Penso da tempo a ciò che un rituale è, e a ciò che non è. Un rituale non è una lista di voci da spuntare a lume di candela. Non è una sequenza di prodotti somministrati nell'ordine corretto prima che lo schermo abbia, di nuovo, il sopravvento. Un rituale è un cardine — un piccolo gesto deliberato che chiude la giornata e concede alla notte il permesso di iniziare. Può essere elaborato. Più spesso non lo è.
La prima cosa da addolcire è la luce. La luce dall'alto è, per natura, uno stimolante — è la luce dei supermercati e delle sale operatorie, e dice al corpo, in una frequenza più antica della parola, di restare vigile. La luce di una sola lampada, bassa e calda, è il segnale opposto. La stanza si fa più piccola, più confidenziale. Gli occhi rilasciano la presa. Se vi è una sola scelta da fare, e una soltanto, sia questa — spegnete il soffitto, accendete qualcosa di ambra.
La seconda è la temperatura. Il corpo dorme meglio in una stanza di qualche grado più fresca di quanto desidererebbe da sveglio — fra i 16 e i 19 gradi, per la maggior parte delle persone. La pelle, in una stanza più fresca, disperde calore verso l'esterno; la temperatura interna scende; il cervello, percependo il calo, rilascia la cascata chimica che rende possibile il sonno. Una camera da letto calda è un sabotaggio, gentile e ben intenzionato.
Poi viene il tessuto. Vi è una ragione per cui ogni cultura che ne avesse i mezzi ha scelto, prima o poi, la seta per il letto. Non tira la pelle. Non si impiglia nei capelli. Si muove con il corpo, non contro di esso, e ne trattiene la temperatura senza amplificarla. Scivolare nella seta alla fine della giornata è essere ricordati che la giornata è finita — il tessuto stesso è un segnale, nel modo in cui l'odore di un sapone particolare può significare una sola stanza, una sola madre, una sola infanzia.
Poi, il profumo. Non il profumo di chi arriva — il profumo da arrivo. La sera ne vuole uno più silenzioso — un bastoncino di cedro in un cassetto, qualche goccia di arancia amara al polso, un rametto di rosmarino strofinato fra due dita e portato un istante sotto il naso.
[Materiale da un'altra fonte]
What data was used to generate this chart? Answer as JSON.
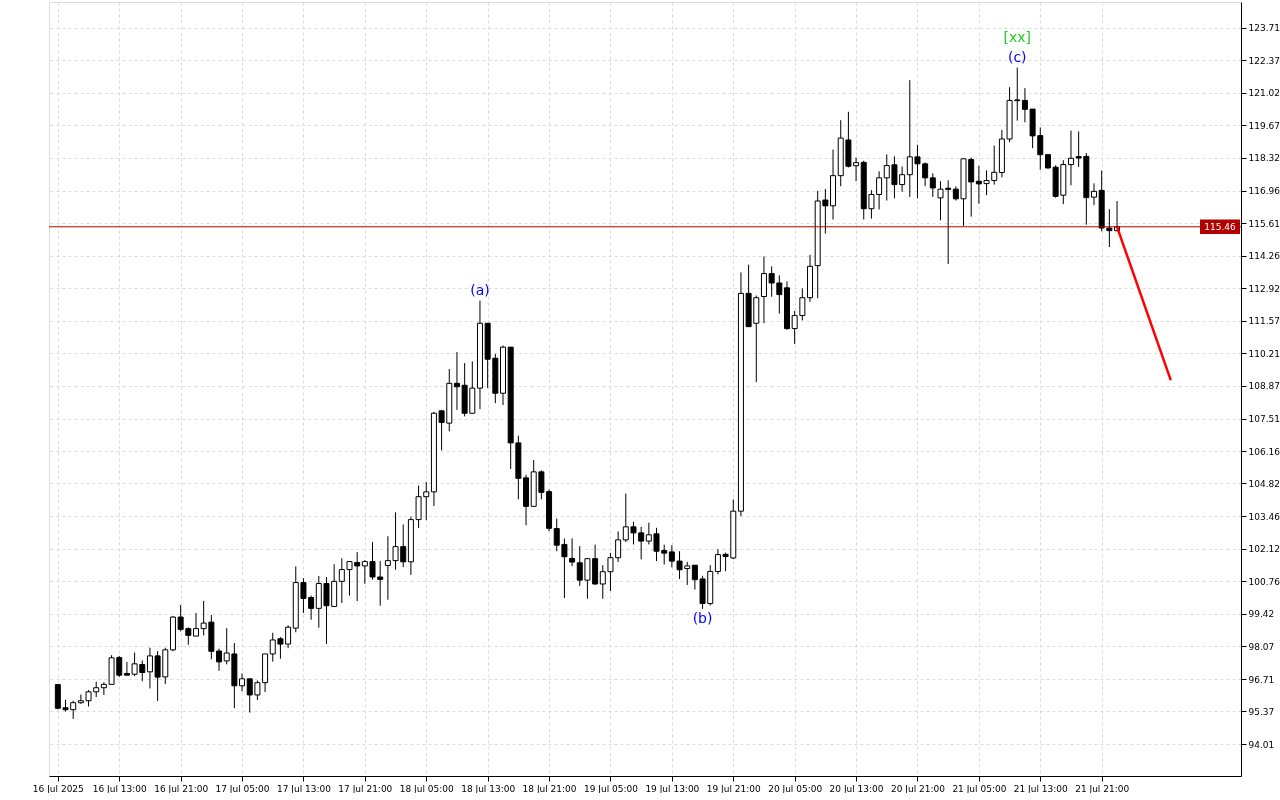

Il sistema olfattivo è l'unico senso che bypassa interamente la mente razionale e raggiunge direttamente la memoria. Adoperatelo bene, e potrete insegnare al Vostro corpo che un certo odore significa riposo. Dopo qualche settimana, il profumo da solo comincerà a compiere il lavoro.
Poi il respiro. Quattro tempi in inspirazione, sei in espirazione, sei o sette volte. Non è misticismo — è anatomia. Un'espirazione più lunga dell'inspirazione sposta il sistema nervoso dalla vigilanza al recupero. Si può fare a letto. Si può fare in vasca. Si può fare aspettando che bolla l'acqua del tè. È, forse, il solo trattamento di bellezza al mondo che non sia mai stato messo a prezzo.
E infine, la questione del tempo — il più lussuoso di tutti gli ingredienti, e il solo che non si può comprare in flacone. Il rituale della sera chiede un margine — venti minuti, mezz'ora, il piccolo estuario fra la fine del giorno e l'inizio del sonno, nel quale nulla di urgente è ammesso. Un libro è ammesso. Un bagno è ammesso. Il telefono, di norma, no. È sorprendente, una volta protetto questo margine, quanto in fretta il corpo impari a fidarsene.
Nulla di tutto questo è nuovo. Le nostre bisnonne pettinavano i capelli per cento colpi a lume di una sola lampada, si spogliavano lentamente in una lunga camicia da notte, e rimboccavano il letto a mano. Nell'efficienza, abbiamo smarrito la geometria di una sera — e con essa, qualcosa della consistenza dell'essere vivi.
Consideri dunque queste righe una lettera, scritta da una persona stanca a un'altra, dalla parte delle ore quiete. Abbassate le luci. Rinfrescate la stanza. Trovate un tessuto che ami la Vostra pelle. Ungete i polsi. Respirate. La giornata finirà che la segniate o no — ma una giornata propriamente chiusa è la sola che si apra limpida sulla successiva.